Barbara Evans, associate dean of academic affairs at CCAC South, poses with the book 'The Heart is a Lonely Hunter' by Carson McCullers on Feb. 18, 2013. Evans is project director for the Big Read, a monthlong series of free outreach events designed to promote literacy, reading and community engagement. Heidi Murrin Pittsburgh Tribune-Review

Community College of Allegheny County is hoping to bring readers across the region together with one book.

The Big Read, a monthlong series of free events to promote literacy, reading and community engagement, will kick off at 6 p.m. Thursday in the August Wilson Center for African American Culture, Downtown.

The initiative focuses on Carson McCullers' novel “The Heart is a Lonely Hunter” and will include dozens of events across Western Pennsylvania.
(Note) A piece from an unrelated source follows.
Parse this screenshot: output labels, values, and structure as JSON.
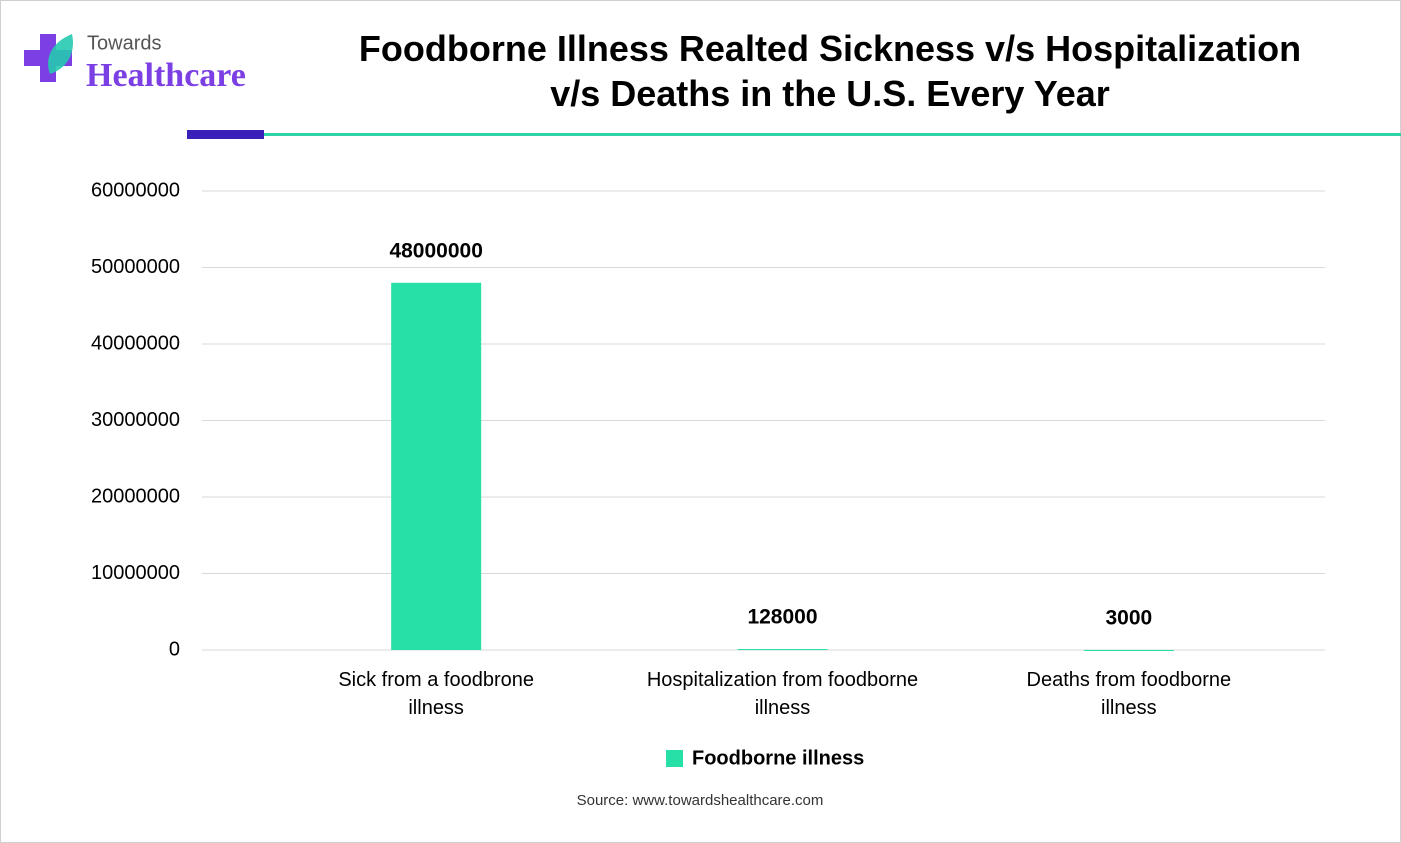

The project is the result of a partnership between CCAC and 17 organizations — school districts, libraries, correctional facilities and theaters — called One College ... One Community.

“It really allows us to connect to the community,” said Barbara Evans, associate dean of academic affairs at CCAC South and Big Read project director.
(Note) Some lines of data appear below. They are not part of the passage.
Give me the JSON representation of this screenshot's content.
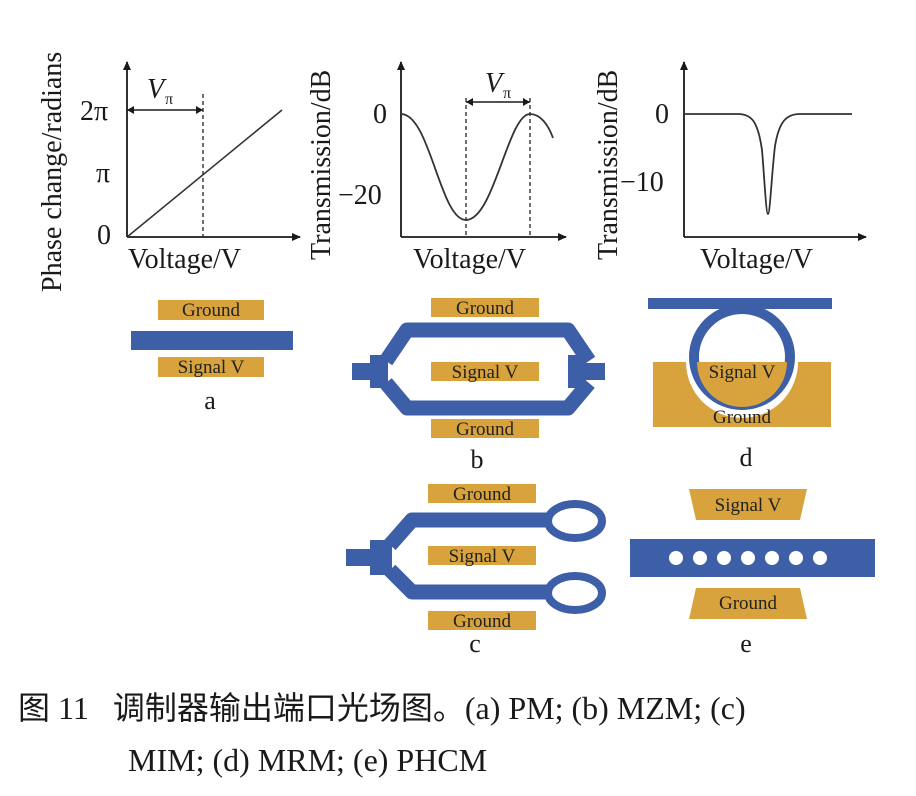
{
  "colors": {
    "waveguide": "#3d5fa8",
    "electrode": "#d8a33c",
    "axis": "#1a1a1a"
  },
  "plots": {
    "pm": {
      "ylabel": "Phase change/radians",
      "xlabel": "Voltage/V",
      "yticks": [
        "2π",
        "π",
        "0"
      ],
      "vpi": "V",
      "vpi_sub": "π"
    },
    "mzm": {
      "ylabel": "Transmission/dB",
      "xlabel": "Voltage/V",
      "yticks": [
        "0",
        "−20"
      ],
      "vpi": "V",
      "vpi_sub": "π"
    },
    "mrm": {
      "ylabel": "Transmission/dB",
      "xlabel": "Voltage/V",
      "yticks": [
        "0",
        "−10"
      ]
    }
  },
  "devices": {
    "a": {
      "ground": "Ground",
      "signal": "Signal V",
      "label": "a"
    },
    "b": {
      "ground_top": "Ground",
      "signal": "Signal V",
      "ground_bottom": "Ground",
      "label": "b"
    },
    "c": {
      "ground_top": "Ground",
      "signal": "Signal V",
      "ground_bottom": "Ground",
      "label": "c"
    },
    "d": {
      "signal": "Signal V",
      "ground": "Ground",
      "label": "d"
    },
    "e": {
      "signal": "Signal V",
      "ground": "Ground",
      "label": "e"
    }
  },
  "caption": {
    "line1_prefix": "图 11",
    "line1_text": "调制器输出端口光场图。(a) PM; (b) MZM; (c)",
    "line2_text": "MIM; (d) MRM; (e) PHCM"
  }
}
This is the event's second year in Pittsburgh. Last year's Big Read focused on Zora Neale Hurston's novel “Their Eyes Were Watching God.”

A $15,000 National Endowment for the Arts grant enables CCAC to provide more than 700 books, DVDs and audio books to partners throughout the region.

Mayor Luke Ravenstahl proclaimed Thursday as “Big Read Day” in the city. Book discussions, film viewings and writing workshops about McCullers' novel and its themes will continue through April.

“The Heart is a Lonely Hunter,” published in 1940, centers on the experiences of a deaf man in the racially charged atmosphere of the Depression-era South.

“It's realistic in terms of how people deal with isolation,” Evans said.

Courtney George, director of the Carson McCullers Center for Writers and Musicians at Columbus State University in Columbus, Ga., McCullers' birthplace, will speak at the kickoff event.

“McCullers' work usually addresses many social issues, like class oppression, race oppression and gender oppression,” George said. “In some way, everybody can relate.”

McCullers died in 1967 at age 50. In addition to novels, she wrote essays, plays and short stories. “The Heart is a Lonely Hunter” was her first novel.